Each metric is computed using sliding windows from 10 to 100 genes wide, starting at every gene along the sequence, and all scores greater than 2 are stored. Local maxima of significance score are then searched and the associated set of genes is defined as a putative viral region. These different predictions (based on the metrics above) are then merged when overlapping (extending the regions to include all predicted windows), leading to a list of putative viral regions associated with a (set of) metric(s). These regions are classified into three categories: (i)
category 1 (“most confident” predictions) regions have significant enrichment in viral-like genes or non-
Caudovirales genes on the whole region and at least one hallmark viral gene detected; (ii)
category 2 (“likely” predictions) regions have either enrichment in viral-like or non-
Caudovirales genes, or a viral hallmark gene detected, associated with at least one other metric (depletion in PFAM affiliation, enrichment in uncharacterized genes, enrichment in short genes, depletions in strand switch); and (iii)

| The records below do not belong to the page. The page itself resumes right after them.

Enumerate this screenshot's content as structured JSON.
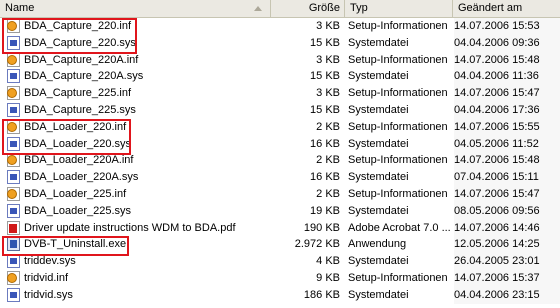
{
  "columns": {
    "name": "Name",
    "size": "Größe",
    "type": "Typ",
    "modified": "Geändert am"
  },
  "files": [
    {
      "name": "BDA_Capture_220.inf",
      "size": "3 KB",
      "type": "Setup-Informationen",
      "modified": "14.07.2006 15:53",
      "icon": "inf-file-icon"
    },
    {
      "name": "BDA_Capture_220.sys",
      "size": "15 KB",
      "type": "Systemdatei",
      "modified": "04.04.2006 09:36",
      "icon": "sys-file-icon"
    },
    {
      "name": "BDA_Capture_220A.inf",
      "size": "3 KB",
      "type": "Setup-Informationen",
      "modified": "14.07.2006 15:48",
      "icon": "inf-file-icon"
    },
    {
      "name": "BDA_Capture_220A.sys",
      "size": "15 KB",
      "type": "Systemdatei",
      "modified": "04.04.2006 11:36",
      "icon": "sys-file-icon"
    },
    {
      "name": "BDA_Capture_225.inf",
      "size": "3 KB",
      "type": "Setup-Informationen",
      "modified": "14.07.2006 15:47",
      "icon": "inf-file-icon"
    },
    {
      "name": "BDA_Capture_225.sys",
      "size": "15 KB",
      "type": "Systemdatei",
      "modified": "04.04.2006 17:36",
      "icon": "sys-file-icon"
    },
    {
      "name": "BDA_Loader_220.inf",
      "size": "2 KB",
      "type": "Setup-Informationen",
      "modified": "14.07.2006 15:55",
      "icon": "inf-file-icon"
    },
    {
      "name": "BDA_Loader_220.sys",
      "size": "16 KB",
      "type": "Systemdatei",
      "modified": "04.05.2006 11:52",
      "icon": "sys-file-icon"
    },
    {
      "name": "BDA_Loader_220A.inf",
      "size": "2 KB",
      "type": "Setup-Informationen",
      "modified": "14.07.2006 15:48",
      "icon": "inf-file-icon"
    },
    {
      "name": "BDA_Loader_220A.sys",
      "size": "16 KB",
      "type": "Systemdatei",
      "modified": "07.04.2006 15:11",
      "icon": "sys-file-icon"
    },
    {
      "name": "BDA_Loader_225.inf",
      "size": "2 KB",
      "type": "Setup-Informationen",
      "modified": "14.07.2006 15:47",
      "icon": "inf-file-icon"
    },
    {
      "name": "BDA_Loader_225.sys",
      "size": "19 KB",
      "type": "Systemdatei",
      "modified": "08.05.2006 09:56",
      "icon": "sys-file-icon"
    },
    {
      "name": "Driver update instructions WDM to BDA.pdf",
      "size": "190 KB",
      "type": "Adobe Acrobat 7.0 ...",
      "modified": "14.07.2006 14:46",
      "icon": "pdf-file-icon"
    },
    {
      "name": "DVB-T_Uninstall.exe",
      "size": "2.972 KB",
      "type": "Anwendung",
      "modified": "12.05.2006 14:25",
      "icon": "exe-file-icon"
    },
    {
      "name": "triddev.sys",
      "size": "4 KB",
      "type": "Systemdatei",
      "modified": "26.04.2005 23:01",
      "icon": "sys-file-icon"
    },
    {
      "name": "tridvid.inf",
      "size": "9 KB",
      "type": "Setup-Informationen",
      "modified": "14.07.2006 15:37",
      "icon": "inf-file-icon"
    },
    {
      "name": "tridvid.sys",
      "size": "186 KB",
      "type": "Systemdatei",
      "modified": "04.04.2006 23:15",
      "icon": "sys-file-icon"
    }
  ],
  "highlight_color": "#e0151c"
}
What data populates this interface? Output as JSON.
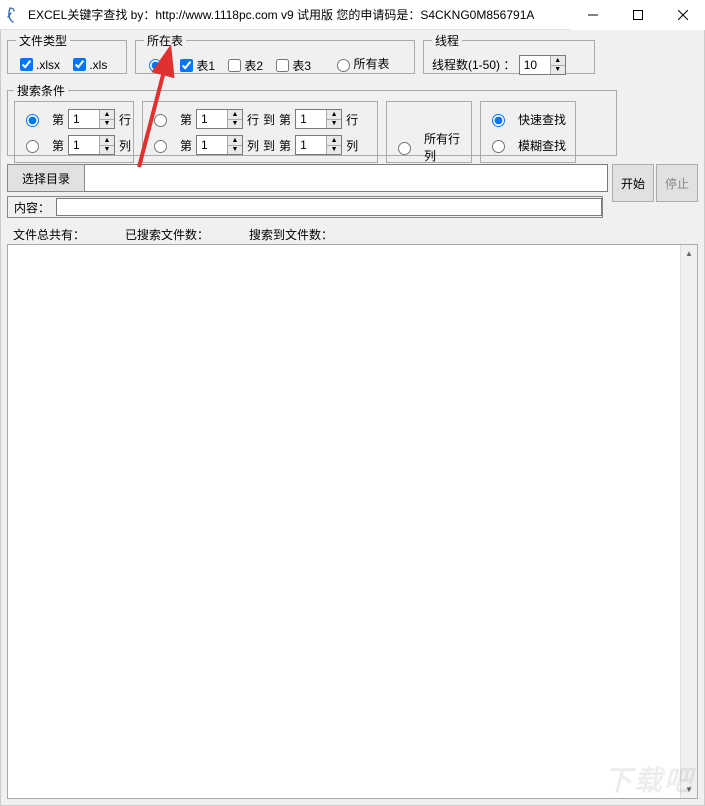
{
  "window": {
    "title": "EXCEL关键字查找  by：http://www.1118pc.com v9 试用版 您的申请码是：S4CKNG0M856791A"
  },
  "groups": {
    "filetype": {
      "legend": "文件类型",
      "xlsx": ".xlsx",
      "xls": ".xls"
    },
    "sheet": {
      "legend": "所在表",
      "radio_specify": "",
      "s1": "表1",
      "s2": "表2",
      "s3": "表3",
      "all": "所有表"
    },
    "threads": {
      "legend": "线程",
      "label": "线程数(1-50) ：",
      "value": "10"
    },
    "cond": {
      "legend": "搜索条件",
      "di": "第",
      "row": "行",
      "col": "列",
      "to": "到",
      "v1": "1",
      "v2": "1",
      "v3": "1",
      "v4": "1",
      "v5": "1",
      "v6": "1",
      "all_cols": "所有行列",
      "fast": "快速查找",
      "fuzzy": "模糊查找"
    }
  },
  "dirrow": {
    "choose": "选择目录",
    "path": "",
    "start": "开始",
    "stop": "停止"
  },
  "contentrow": {
    "label": "内容：",
    "value": ""
  },
  "status": {
    "total": "文件总共有：",
    "searched": "已搜索文件数：",
    "found": "搜索到文件数："
  },
  "watermark": "下载吧"
}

category 3 (“possible” predictions) regions have neither a viral hallmark gene nor enrichment in viral-like or non-
Caudovirales genes, but display at least two of the other metrics with at least one significance score greater than 4. Finally, if a predicted region spans more than 80% of predicted genes on a contig, the entire contig is considered viral. A summary of VirSorter detection types is displayed in
Fig. 1B.
Next, higher confidence predictions are used to refine the sequence space search. Specifically, sequences from all open reading frames from
category 1 predictions that do not match a viral protein cluster are clustered and added to the reference database (RefSeqABVir or Viromes depending on the initial user choice). This updated database is then used in another round of search by VirSorter. This iteration where
category 1 sequences are used to refine the searches is continued until no new genes are added to the database. Once no new genes are added, the final VirSorter output is provided to the user and includes nucleotide sequences of all predicted viral sequences in fasta files, an automatic annotation of each prediction in genbank file format, and a summary table displaying for each prediction the associated category and significance scores of all metrics. By providing the predictions and the underlying significance scoring, users can evaluate each prediction and apply custom thresholds on significance scores through a simple text-parsing script, even for large-scale datasets.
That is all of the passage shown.